El pasado 4 de enero se cumplieron dos años de la chispa que
encendió lo que se ha dado en llamar la Primavera Árabe. La desesperación del
joven Mohamed Bouazizi, en plena oligarquía de su país, Túnez, le empujó a
quemarse a lo bonzo en la localidad de Sidi Bouzid, un hecho que prendió como
un reguero de pólvora en una ciudadanía hastiada de la dictadura del ex
presidente Ben Alí y de la situación de inanición social lastrada por unas cifras
de paro cercanas al 30% de la población. Puede que por si solas esas no fueran
razones suficientes como para derrocar un régimen corrupto en un estado emergente
y que algo contribuyeron también las noticias de bienestar que portaban muchos
emigrantes a su vuelta de Europa o las informaciones ya globalizadas a través
de la gran herramienta de comunicación del siglo XXI que es internet y sus
redes sociales.
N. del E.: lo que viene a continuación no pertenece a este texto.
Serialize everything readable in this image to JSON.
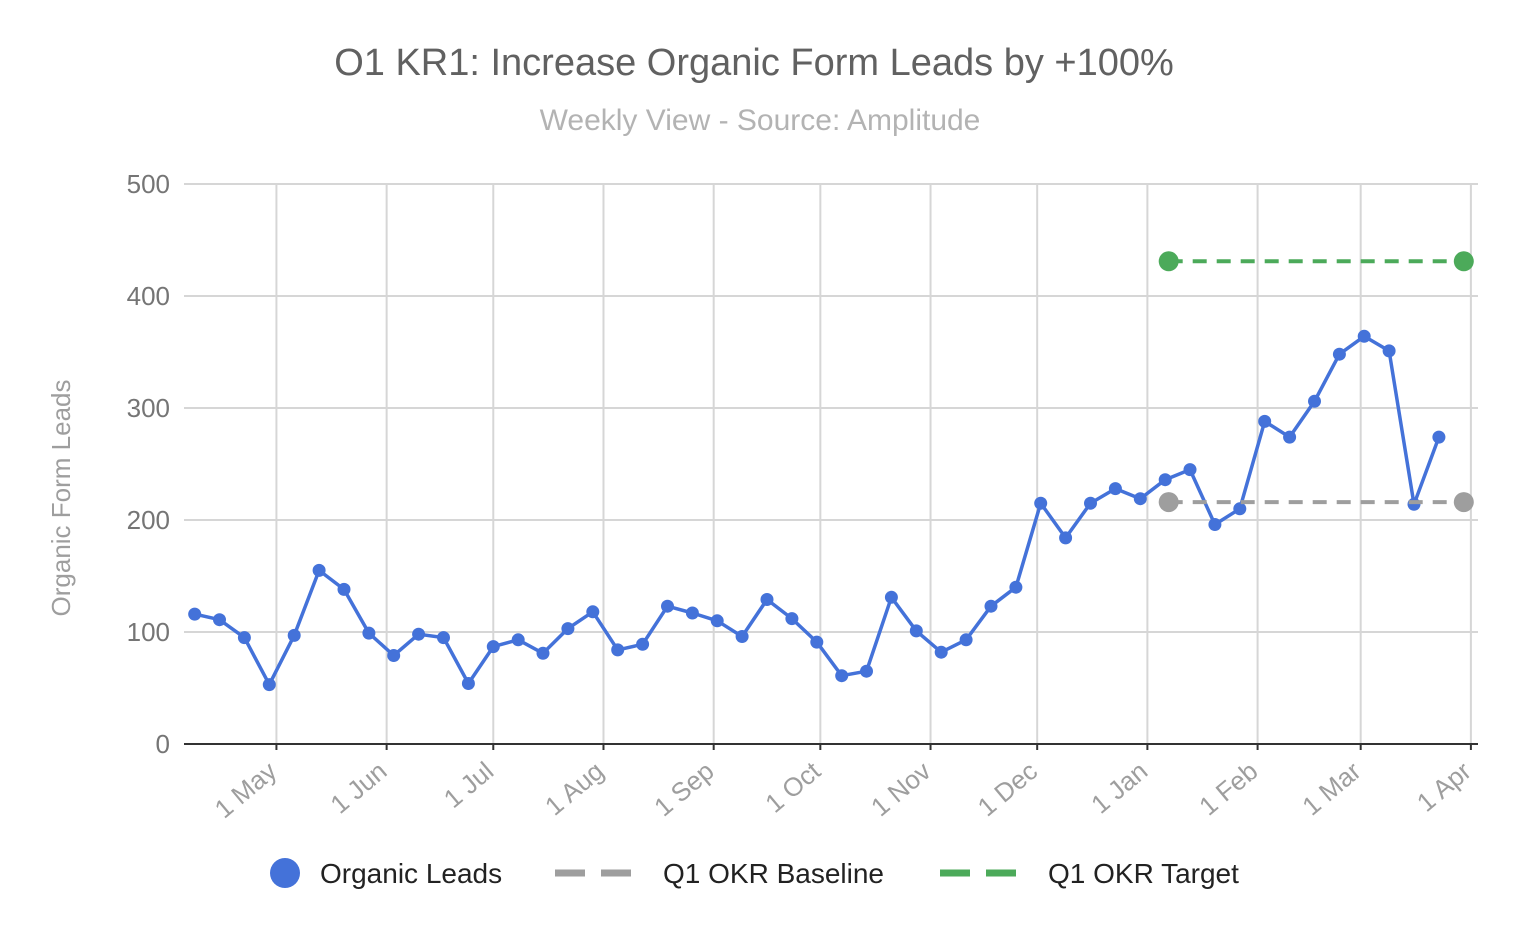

Pronto la mecha traspasó fronteras y el ejemplo cundió en otras
naciones del norte de África, como Libia o Egipto, que se inflamaron asimismo con
distintas trayectorias, de las que nos han quedado imágenes tan impresionantes
como la del irreverente coronel Gadafi apaleado o la de Mubarak, abatido entre
rejas, en cama, y enfermo. Lo cierto es que esas catarsis, junto a las que se
han ido dando a lo largo de los últimos decenios desde otras coordenadas del Oriente,
como Afganistán, Irán, Irak, Siria o Gaza, han terminado por desembocar en una
tremor continuo del que nadie sabe ya calcular su alcance, evolución o
consecuencias a medio y largo plazo. La campaña militar de Francia en el Sahel
para expulsar del norte de Malí a células yihadistas, escurridizas como la
propia arena del desierto, se antoja como una anécdota más en una gran partida
hacia los abismos coránicos. El reciente asesinato del opositor tunecino Chukri
Bel Aid contra el gobierno islamista de Túnez parece confirmar de nuevo que
este fatídico juego en el que el fanatismo se empeña en usurpar los valores
universales civiles de comunidades empobrecidas no ha hecho sino empezar, apuntalado
con los ecos paralelos de las revueltas incesantes egipcias o los desastres del
emponzoñamiento libio. Acaso puede que la vieja Europa no quiera, o no pueda,
darse cuenta de que sus codos están incrustados sin remedio en ese tablero en
el que se libra una guerra colosal entre varias civilizaciones que han
permanecido largo tiempo separadas por murallas que ahora se disuelven a una
velocidad vertiginosa. Las líneas cuyos extremos eran la modernidad y el
atavismo, la riqueza y la pobreza, la justicia y la injusticia, parecen
conformar ahora un semicírculo que está por ver cómo se cerrará. Por lo pronto,
las cifras de paro que desataron la rebelión tunecina ya no suenan tan lejanas
en países del hasta ahora llamado primer mundo como España.